Chessel, 27 juillet, VI.

Je n’ai jamais pensé que ce fût une faiblesse d’avoir une larme pour des maux qui ne nous sont point personnels, pour un malheur qui nous est étranger, mais qui nous est bien connu. Il est mort : c’est peu de chose, qui est-ce qui ne meurt pas ? mais il a été constamment malheureux et triste ; jamais l’existence ne lui a été bonne ; il n’a eu que des douleurs, et maintenant il n’a plus rien. Je l’ai vu, je l’ai plaint : je le respectais, il était malheureux et bon. Il n’a pas eu des malheurs éclatants ; mais, en entrant dans la vie, il s’est trouvé sur une longue trace de dégoûts et d’ennuis ; il y est resté, il y a vécu, il y a vieilli avant l’âge, il s’y est éteint.

Je n’ai pas oublié ce bien de campagne qu’il désirait, et que j’allai voir avec lui, parce que j’en connaissais le propriétaire. Je lui disais : Vous y serez bien, vous y aurez des années meilleures, elles vous feront oublier les autres ; vous prendrez cet appartement-ci, vous y serez seul et tranquille. — J’y serais heureux, mais je ne le crois pas. — Vous le serez demain, vous allez passer l’acte. — Vous verrez que je ne l’aurai point.

Il ne l’eut pas : vous savez comment tout cela tourna. La multitude des hommes vivants est sacrifiée à la prospérité de quelques-uns, comme le plus grand nombre des enfants meurt et est sacrifié à l’existence de ceux qui resteront ; comme des millions de glands le sont à la beauté des grands chênes qui doivent couvrir librement un vaste espace. Et, ce qui est déplorable, c’est que, dans cette foule que le sort abandonne et repousse dans les marais bourbeux de la vie, il se trouve des hommes qui ne sauraient descendre comme leur sort, et dont l’énergie impuissante s’indigne en s’y consumant. Les lois générales sont fort belles, et je leur sacrifierais volontiers un an, deux, dix ans même de ma vie ; mais tout mon être, c’est trop : ce n’est rien dans la nature, c’est tout pour moi. Dans ce grand mouvement, sauve qui peut, dit-on. Cela serait assez bien, si le tour de chacun venait tôt ou tard, ou si du moins on pouvait l’espérer toujours ; mais quand la vie s’écoule, quoique l’instant de la mort reste incertain, l’on sait bien du moins que l’on s’en va. Dites-moi où est l’espérance de l’homme qui arrive à soixante ans sans avoir encore autre chose que de l’espérance ! Ces lois de l’ensemble, ce soin des espèces, ce mépris des individus, cette marche des êtres est bien dure pour nous qui sommes des individus. J’admire cette providence qui taille tout en grand ; mais comme l’homme est culbuté parmi les rognures ! et que nous sommes plaisants de nous croire quelque chose ! Dieux par la pensée, insectes pour le bonheur, nous sommes ce Jupiter dont le temple est aux Petites-Maisons : il prend pour une cassolette d’encens l’écuelle de bois où fume la soupe qu’on apporte dans sa loge ; il règne sur l’Olympe, jusqu’à l’instant où le plus vil geôlier, lui donnant un soufflet, le rappelle à la vérité, pour qu’il baise la main et mouille de larmes son pain moisi.
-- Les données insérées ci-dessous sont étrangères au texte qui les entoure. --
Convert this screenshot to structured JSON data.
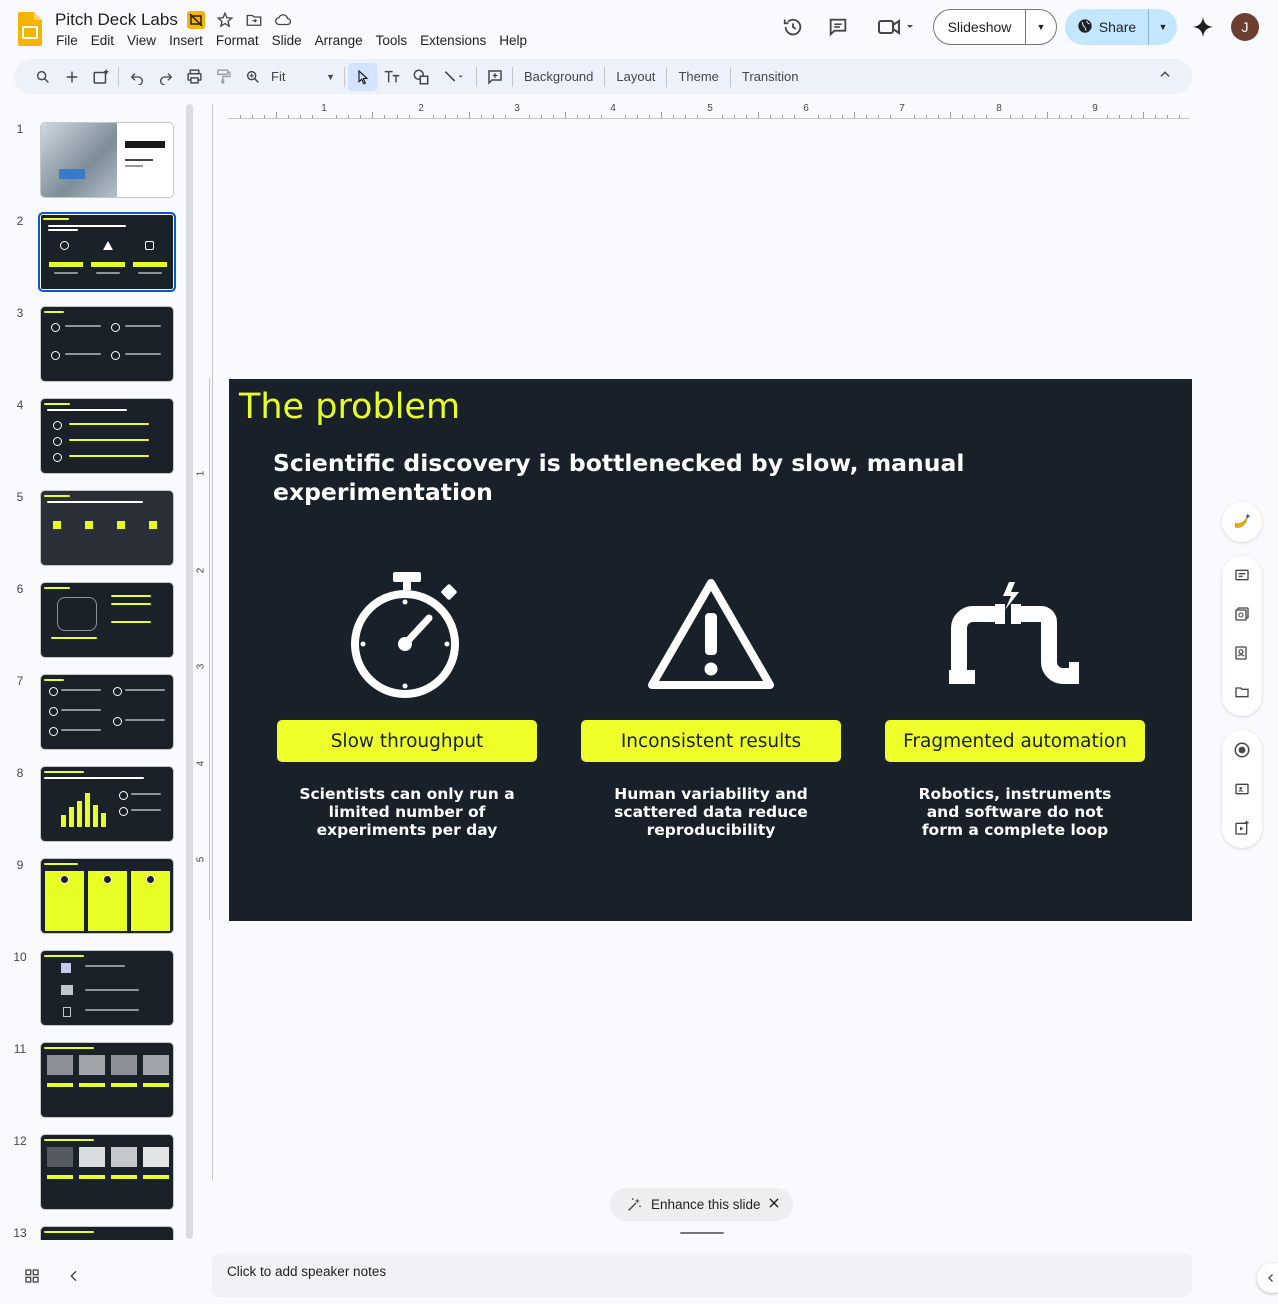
{
  "app": {
    "doc_title": "Pitch Deck Labs",
    "menu": [
      "File",
      "Edit",
      "View",
      "Insert",
      "Format",
      "Slide",
      "Arrange",
      "Tools",
      "Extensions",
      "Help"
    ],
    "slideshow_label": "Slideshow",
    "share_label": "Share",
    "avatar_initial": "J",
    "brand_color": "#0b57d0",
    "logo_color": "#f4b400"
  },
  "toolbar": {
    "zoom_label": "Fit",
    "background_label": "Background",
    "layout_label": "Layout",
    "theme_label": "Theme",
    "transition_label": "Transition"
  },
  "ruler": {
    "h_marks": [
      "1",
      "2",
      "3",
      "4",
      "5",
      "6",
      "7",
      "8",
      "9"
    ],
    "v_marks": [
      "1",
      "2",
      "3",
      "4",
      "5"
    ]
  },
  "filmstrip": {
    "selected": 2,
    "slide_numbers": [
      "1",
      "2",
      "3",
      "4",
      "5",
      "6",
      "7",
      "8",
      "9",
      "10",
      "11",
      "12",
      "13"
    ]
  },
  "slide": {
    "title": "The problem",
    "subtitle": "Scientific discovery is bottlenecked by slow, manual experimentation",
    "bg_color": "#18202a",
    "accent_color": "#eeff2a",
    "columns": [
      {
        "icon": "stopwatch-icon",
        "label": "Slow throughput",
        "description": "Scientists can only run a limited number of experiments per day"
      },
      {
        "icon": "warning-icon",
        "label": "Inconsistent results",
        "description": "Human variability and scattered data reduce reproducibility"
      },
      {
        "icon": "broken-pipe-icon",
        "label": "Fragmented automation",
        "description": "Robotics, instruments and software do not form a complete loop"
      }
    ]
  },
  "enhance": {
    "label": "Enhance this slide"
  },
  "notes": {
    "placeholder": "Click to add speaker notes"
  }
}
Infortuné ! vous avez vu vos cheveux blanchir, et de tant de jours, vous n’en avez pas eu un de contentement, pas un ; pas même le jour du mariage funeste, du mariage d’inclination qui vous a donné une femme estimable, et qui vous a perdus tous deux. Tranquilles, aimants, sages, vertueux et pieux, tous deux la bonté même, vous avez vécu plus mal ensemble que ces insensés que leurs passions entraînent, qu’aucun principe ne retient, et qui ne sauraient imaginer à quoi peut servir la bonté du cœur. Vous vous êtes mariés pour vous aider mutuellement, disiez-vous, pour adoucir vos peines en les partageant, pour faire votre salut ; et le même soir, le premier soir, mécontents l’un de l’autre et de votre destinée, vous n’eûtes plus d’autre vertu, d’autre consolation à attendre, que la patience de vous supporter jusqu’au tombeau. Quel fut donc votre malheur, votre crime ? de vouloir le bien, de le vouloir trop, de ne pouvoir jamais le négliger, de le vouloir minutieusement et avec assez de passion pour ne le considérer que dans le détail du moment présent.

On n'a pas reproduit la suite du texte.